Yes, I was born in America, and I was taught to see myself as a Black /African-American first. I was born in Newark New Jersey, and the only people that I knew or associated with were Black.

My entire family was Black, the church that I went to was all Black, and all my friends were Black.

I was born in the 50s, so Black folks knew their place in the scheme of things. On my father’s side my grandfather was a farmer who lived in North Carolina, so he knew his place, and out of nine children only one sister went to college.

The rest were hard workers, some went to the army, but most of my father’s brothers were masons, construction workers.

Racism was not really talked about in North Carolina, because it was the south, and you knew your place.

My grandfather, and grandmother on my mother’s side lived in New Jersey, and the opportunities for them were different, because my grandmother owned her own business.

They both did not have much education, but they both made a steady and consistent income.

My grandfather was a garbage man for 25 years, with a steady check, and my grandmother owned a nursing home for the elderly in the community.

‘Most hateful remnants’

With steady incomes, they were considered middle class, and they held a particular status in the community. Racism is embedded in every system in America, but White Americans respect Black folks, who are able to generate income and sales.

The system is organized in classes, and capitalism and business makes the system go.

Even though my family was able to have some semblance of success, the system still controlled the level of their success.

And today, the system of racism and White supremacy continues to hold Black folks and people of color down.
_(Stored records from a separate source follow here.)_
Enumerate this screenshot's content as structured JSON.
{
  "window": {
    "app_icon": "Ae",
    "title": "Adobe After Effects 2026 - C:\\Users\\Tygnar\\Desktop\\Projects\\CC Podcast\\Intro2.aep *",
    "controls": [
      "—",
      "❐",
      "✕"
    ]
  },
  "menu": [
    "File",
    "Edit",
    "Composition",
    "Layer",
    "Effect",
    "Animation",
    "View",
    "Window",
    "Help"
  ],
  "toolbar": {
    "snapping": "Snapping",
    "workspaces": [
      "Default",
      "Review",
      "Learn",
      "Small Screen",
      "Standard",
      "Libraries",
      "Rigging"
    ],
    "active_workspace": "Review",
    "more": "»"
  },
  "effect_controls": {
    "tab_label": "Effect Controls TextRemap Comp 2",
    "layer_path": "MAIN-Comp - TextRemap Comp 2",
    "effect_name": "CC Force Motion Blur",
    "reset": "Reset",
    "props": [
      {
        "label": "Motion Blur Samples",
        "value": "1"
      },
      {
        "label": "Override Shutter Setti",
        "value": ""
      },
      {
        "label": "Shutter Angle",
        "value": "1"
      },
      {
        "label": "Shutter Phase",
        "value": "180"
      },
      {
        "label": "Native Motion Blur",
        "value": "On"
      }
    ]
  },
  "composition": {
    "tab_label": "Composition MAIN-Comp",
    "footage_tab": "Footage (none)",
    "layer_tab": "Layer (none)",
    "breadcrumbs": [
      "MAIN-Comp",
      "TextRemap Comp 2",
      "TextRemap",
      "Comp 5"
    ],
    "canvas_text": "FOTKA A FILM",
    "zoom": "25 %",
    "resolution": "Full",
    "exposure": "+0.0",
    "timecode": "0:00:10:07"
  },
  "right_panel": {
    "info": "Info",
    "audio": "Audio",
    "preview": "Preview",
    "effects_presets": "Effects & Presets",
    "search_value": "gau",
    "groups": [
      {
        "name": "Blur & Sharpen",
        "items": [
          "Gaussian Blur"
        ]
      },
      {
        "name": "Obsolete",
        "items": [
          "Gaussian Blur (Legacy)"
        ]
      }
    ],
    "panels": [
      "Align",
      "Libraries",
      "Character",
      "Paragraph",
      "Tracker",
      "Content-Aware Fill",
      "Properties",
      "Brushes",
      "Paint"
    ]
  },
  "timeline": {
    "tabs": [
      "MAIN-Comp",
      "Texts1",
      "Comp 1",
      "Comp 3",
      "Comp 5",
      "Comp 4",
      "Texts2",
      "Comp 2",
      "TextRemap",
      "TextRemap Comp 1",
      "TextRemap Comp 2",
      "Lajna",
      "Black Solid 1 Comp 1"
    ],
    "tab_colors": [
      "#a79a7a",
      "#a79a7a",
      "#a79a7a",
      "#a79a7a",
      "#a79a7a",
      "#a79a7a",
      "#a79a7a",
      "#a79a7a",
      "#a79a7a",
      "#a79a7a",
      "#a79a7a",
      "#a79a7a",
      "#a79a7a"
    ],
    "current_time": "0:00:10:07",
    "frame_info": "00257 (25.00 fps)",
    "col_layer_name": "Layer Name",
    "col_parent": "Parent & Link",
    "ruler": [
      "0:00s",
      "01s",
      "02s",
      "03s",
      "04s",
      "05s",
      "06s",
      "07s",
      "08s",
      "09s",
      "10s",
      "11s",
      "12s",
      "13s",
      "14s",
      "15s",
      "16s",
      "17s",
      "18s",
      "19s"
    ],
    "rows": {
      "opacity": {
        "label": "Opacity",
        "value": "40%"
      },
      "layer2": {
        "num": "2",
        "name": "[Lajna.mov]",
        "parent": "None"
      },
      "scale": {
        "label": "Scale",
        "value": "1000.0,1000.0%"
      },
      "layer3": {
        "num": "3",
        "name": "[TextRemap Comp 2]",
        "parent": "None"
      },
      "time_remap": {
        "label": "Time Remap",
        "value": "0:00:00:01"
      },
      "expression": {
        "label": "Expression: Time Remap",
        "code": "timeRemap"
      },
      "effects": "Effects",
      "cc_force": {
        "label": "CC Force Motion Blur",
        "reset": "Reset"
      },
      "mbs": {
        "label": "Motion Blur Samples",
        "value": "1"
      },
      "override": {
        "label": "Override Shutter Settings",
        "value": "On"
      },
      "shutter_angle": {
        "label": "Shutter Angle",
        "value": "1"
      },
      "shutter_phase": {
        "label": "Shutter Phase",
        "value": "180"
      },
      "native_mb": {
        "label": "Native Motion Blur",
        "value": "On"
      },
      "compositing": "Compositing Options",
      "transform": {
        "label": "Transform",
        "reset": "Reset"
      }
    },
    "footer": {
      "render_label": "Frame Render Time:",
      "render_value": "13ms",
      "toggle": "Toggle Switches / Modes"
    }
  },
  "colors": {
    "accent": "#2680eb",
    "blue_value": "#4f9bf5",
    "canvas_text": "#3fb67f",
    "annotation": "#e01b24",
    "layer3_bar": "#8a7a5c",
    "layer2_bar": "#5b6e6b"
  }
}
“That is our legacy as Americans, and in many ways, the most hateful remnants of slavery persist in the U.S. today in the form of systemic racism baked into nearly every aspect of our society and who we are as a people,” said John E. Allen, president of The Brookings Institution.

A broken system still

As many Americans acknowledge that the system is broken, they rather spend more time debating the problem, then taking meaningful action. On the other side, the Republicans and conservatives refuse to admit that racism exists, and their responsibility is to suppress the vote.

“After record turnout in 2020, Republicans controlled states appear to be in a race to the bottom, to see who can pass the most egregious new barriers in voting.
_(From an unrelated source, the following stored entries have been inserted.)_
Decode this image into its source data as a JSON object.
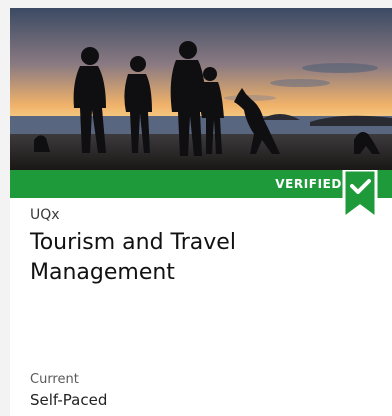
{
  "card": {
    "image_alt": "Silhouettes of people and a kangaroo on a beach at sunset",
    "badge": {
      "label": "VERIFIED",
      "icon": "check-ribbon-icon",
      "color": "#1f9a3a"
    },
    "org": "UQx",
    "title": "Tourism and Travel Management",
    "status": "Current",
    "pacing": "Self-Paced"
  }
}
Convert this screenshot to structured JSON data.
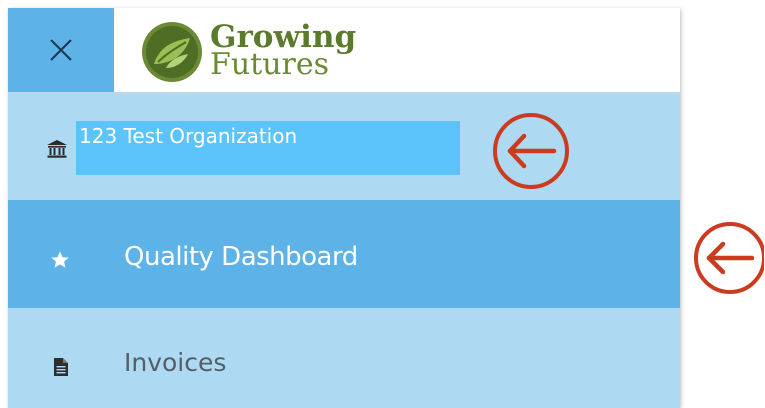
{
  "logo": {
    "line1": "Growing",
    "line2": "Futures"
  },
  "menu": {
    "organization": "123 Test Organization",
    "items": [
      {
        "label": "Quality Dashboard",
        "icon": "star-icon",
        "active": true
      },
      {
        "label": "Invoices",
        "icon": "document-icon",
        "active": false
      }
    ]
  },
  "colors": {
    "active_item": "#5db3e8",
    "item_bg": "#add9f3",
    "highlight": "#5cc4fb",
    "annotation_arrow": "#cc3b1f",
    "logo_green": "#5a7a2c"
  }
}
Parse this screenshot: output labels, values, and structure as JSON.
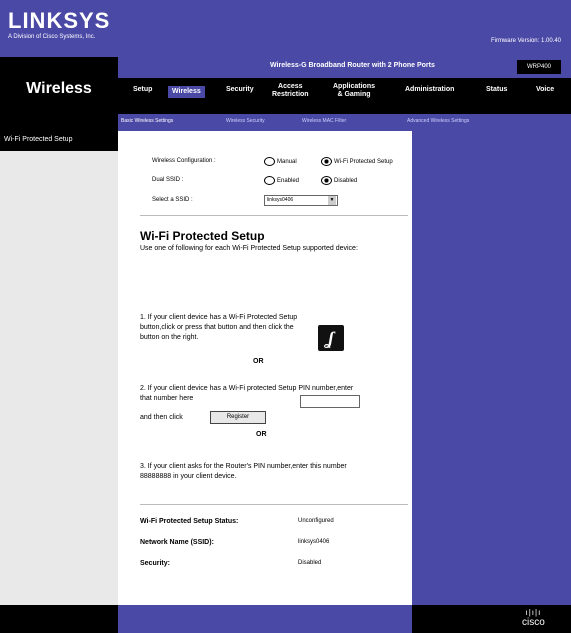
{
  "brand": {
    "logo": "LINKSYS",
    "logo_tagline": "A Division of Cisco Systems, Inc.",
    "firmware": "Firmware Version: 1.00.40"
  },
  "product": {
    "name": "Wireless-G Broadband Router with 2 Phone Ports",
    "model": "WRP400"
  },
  "section_title": "Wireless",
  "nav": {
    "items": [
      {
        "label": "Setup"
      },
      {
        "label": "Wireless",
        "active": true
      },
      {
        "label": "Security"
      },
      {
        "label": "Access\nRestriction"
      },
      {
        "label": "Applications\n& Gaming"
      },
      {
        "label": "Administration"
      },
      {
        "label": "Status"
      },
      {
        "label": "Voice"
      }
    ],
    "subitems": [
      {
        "label": "Basic Wireless Settings",
        "active": true
      },
      {
        "label": "Wireless Security"
      },
      {
        "label": "Wireless MAC Filter"
      },
      {
        "label": "Advanced Wireless Settings"
      }
    ]
  },
  "sidebar": {
    "subtitle": "Wi-Fi Protected Setup"
  },
  "form": {
    "wireless_config_label": "Wireless Configuration :",
    "manual_label": "Manual",
    "wps_label": "Wi-Fi Protected Setup",
    "dual_ssid_label": "Dual SSID :",
    "enabled_label": "Enabled",
    "disabled_label": "Disabled",
    "select_ssid_label": "Select a SSID :",
    "select_ssid_value": "linksys0406"
  },
  "wps": {
    "heading": "Wi-Fi Protected Setup",
    "intro": "Use one of following for each Wi-Fi Protected Setup supported device:",
    "step1": "1. If your client device has a Wi-Fi Protected Setup button,click or press that button and then click the button on the right.",
    "or1": "OR",
    "step2a": "2. If your client device has a Wi-Fi protected Setup PIN number,enter that number here",
    "step2b": "and then click",
    "register_button": "Register",
    "or2": "OR",
    "step3": "3. If your client asks for the Router's PIN number,enter this number 88888888 in your client device."
  },
  "status": {
    "wps_status_label": "Wi-Fi Protected Setup Status:",
    "wps_status_value": "Unconfigured",
    "network_name_label": "Network Name (SSID):",
    "network_name_value": "linksys0406",
    "security_label": "Security:",
    "security_value": "Disabled"
  },
  "footer": {
    "cisco": "cisco"
  },
  "colors": {
    "brand_purple": "#4b49a6",
    "black": "#000000",
    "sidebar_gray": "#e9e9e9"
  }
}
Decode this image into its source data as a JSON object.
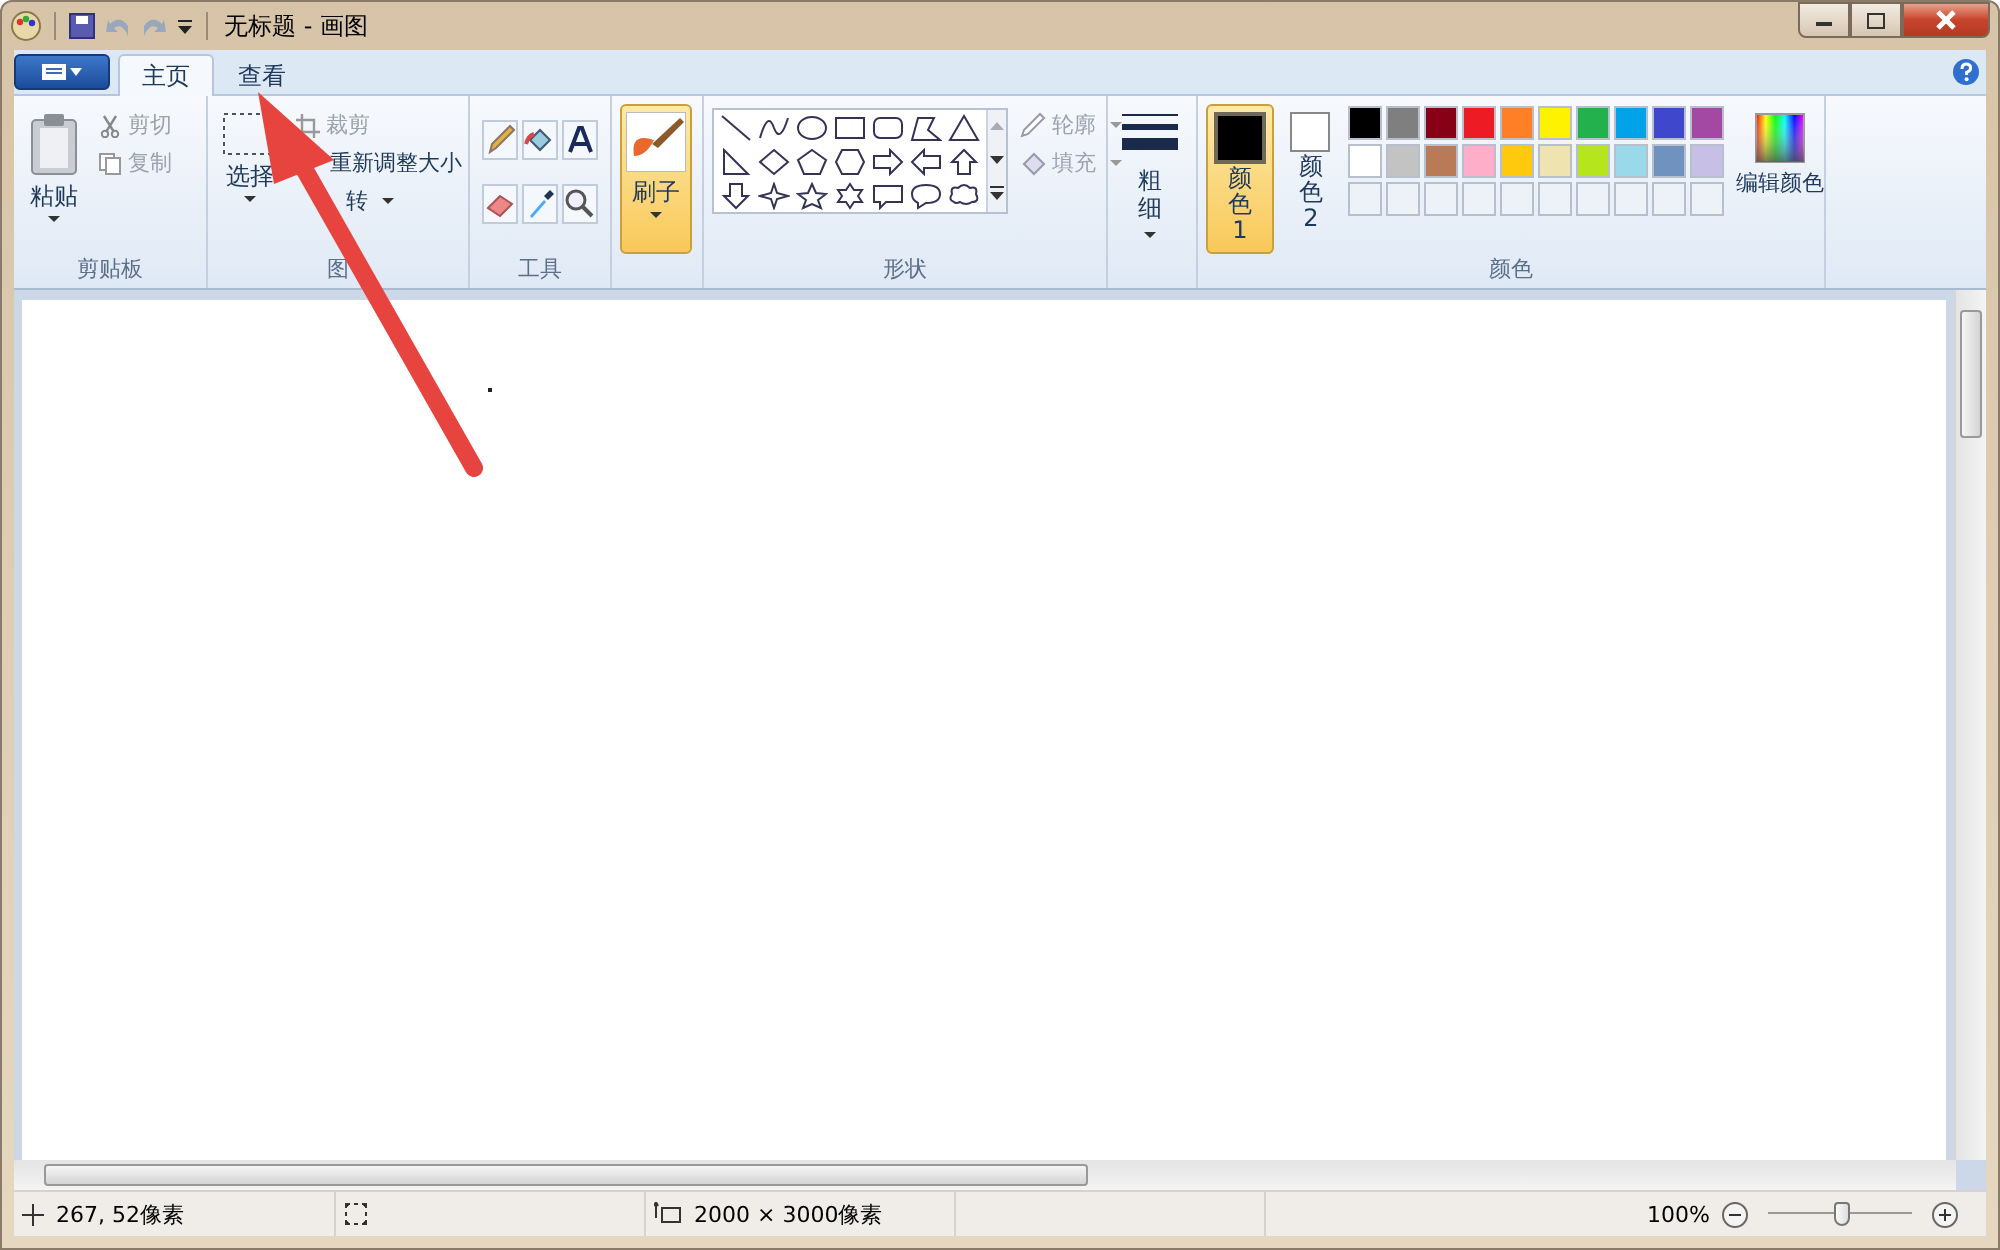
{
  "window": {
    "title": "无标题 - 画图"
  },
  "tabs": [
    {
      "label": "主页",
      "selected": true
    },
    {
      "label": "查看",
      "selected": false
    }
  ],
  "ribbon": {
    "clipboard": {
      "label": "剪贴板",
      "paste": "粘贴",
      "cut": {
        "label": "剪切",
        "disabled": true
      },
      "copy": {
        "label": "复制",
        "disabled": true
      }
    },
    "image": {
      "label": "图",
      "select": "选择",
      "crop": {
        "label": "裁剪",
        "disabled": true
      },
      "resize": {
        "label": "重新调整大小",
        "disabled": false
      },
      "rotate": {
        "label": "转",
        "disabled": false
      }
    },
    "tools": {
      "label": "工具"
    },
    "brushes": {
      "label": "刷子",
      "selected": true
    },
    "shapes": {
      "label": "形状",
      "outline": {
        "label": "轮廓",
        "disabled": true
      },
      "fill": {
        "label": "填充",
        "disabled": true
      }
    },
    "size": {
      "label": "粗细"
    },
    "colors": {
      "label": "颜色",
      "color1": {
        "label": "颜色 1",
        "selected": true
      },
      "color2": {
        "label": "颜色 2",
        "selected": false
      },
      "edit": "编辑颜色",
      "palette": [
        {
          "kind": "color",
          "color": "#000000"
        },
        {
          "kind": "color",
          "color": "#7f7f7f"
        },
        {
          "kind": "color",
          "color": "#880015"
        },
        {
          "kind": "color",
          "color": "#ed1c24"
        },
        {
          "kind": "color",
          "color": "#ff7f27"
        },
        {
          "kind": "color",
          "color": "#fff200"
        },
        {
          "kind": "color",
          "color": "#22b14c"
        },
        {
          "kind": "color",
          "color": "#00a2e8"
        },
        {
          "kind": "color",
          "color": "#3f48cc"
        },
        {
          "kind": "color",
          "color": "#a349a4"
        },
        {
          "kind": "color",
          "color": "#ffffff"
        },
        {
          "kind": "color",
          "color": "#c3c3c3"
        },
        {
          "kind": "color",
          "color": "#b97a57"
        },
        {
          "kind": "color",
          "color": "#ffaec9"
        },
        {
          "kind": "color",
          "color": "#ffc90e"
        },
        {
          "kind": "color",
          "color": "#efe4b0"
        },
        {
          "kind": "color",
          "color": "#b5e61d"
        },
        {
          "kind": "color",
          "color": "#99d9ea"
        },
        {
          "kind": "color",
          "color": "#7092be"
        },
        {
          "kind": "color",
          "color": "#c8bfe7"
        },
        {
          "kind": "empty"
        },
        {
          "kind": "empty"
        },
        {
          "kind": "empty"
        },
        {
          "kind": "empty"
        },
        {
          "kind": "empty"
        },
        {
          "kind": "empty"
        },
        {
          "kind": "empty"
        },
        {
          "kind": "empty"
        },
        {
          "kind": "empty"
        },
        {
          "kind": "empty"
        }
      ]
    }
  },
  "status_bar": {
    "position": "267, 52像素",
    "canvas_size": "2000 × 3000像素",
    "zoom": "100%",
    "zoom_slider": {
      "level": 0.52
    }
  }
}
According to a new analysis by the Brennan Center for Justice, 253 bills to restrict voting access have been introduced in 43 states already this year. Georgia is ground Zero for the GOP’s escalating war on voting,” said Ari Berman, reporter for Mother Jones.

Instead of making an effort to improve the conditions in America, the Republicans are trying to turn back the clocks, when Jim Crow ruled the land.

Battle for the soul

With Trump as their leader, White folks are egregious and nasty with their new laws, and they don’t care what the Democrats think or do.

There is a battle for the soul of America, and the courts will determine which side wins.

“I firmly believe that we as Americans cannot remain silent about injustice. Inaction is simply unacceptable, and we have to stand up and speak out,” said John Allen, president of Brooking Institution.

This week eight people were killed at three Asian Massage Parlors in Atlanta, and six of them were Asian women. There is a major investigation taking place to determine if this incident was racially motivated.

The conservative news stations are silent and refuse to answer questions concerning the issues.

President Biden and Vice President Harris have told the truth about racial violence in America, but the Republicans have remained silent. Where is the soul of America?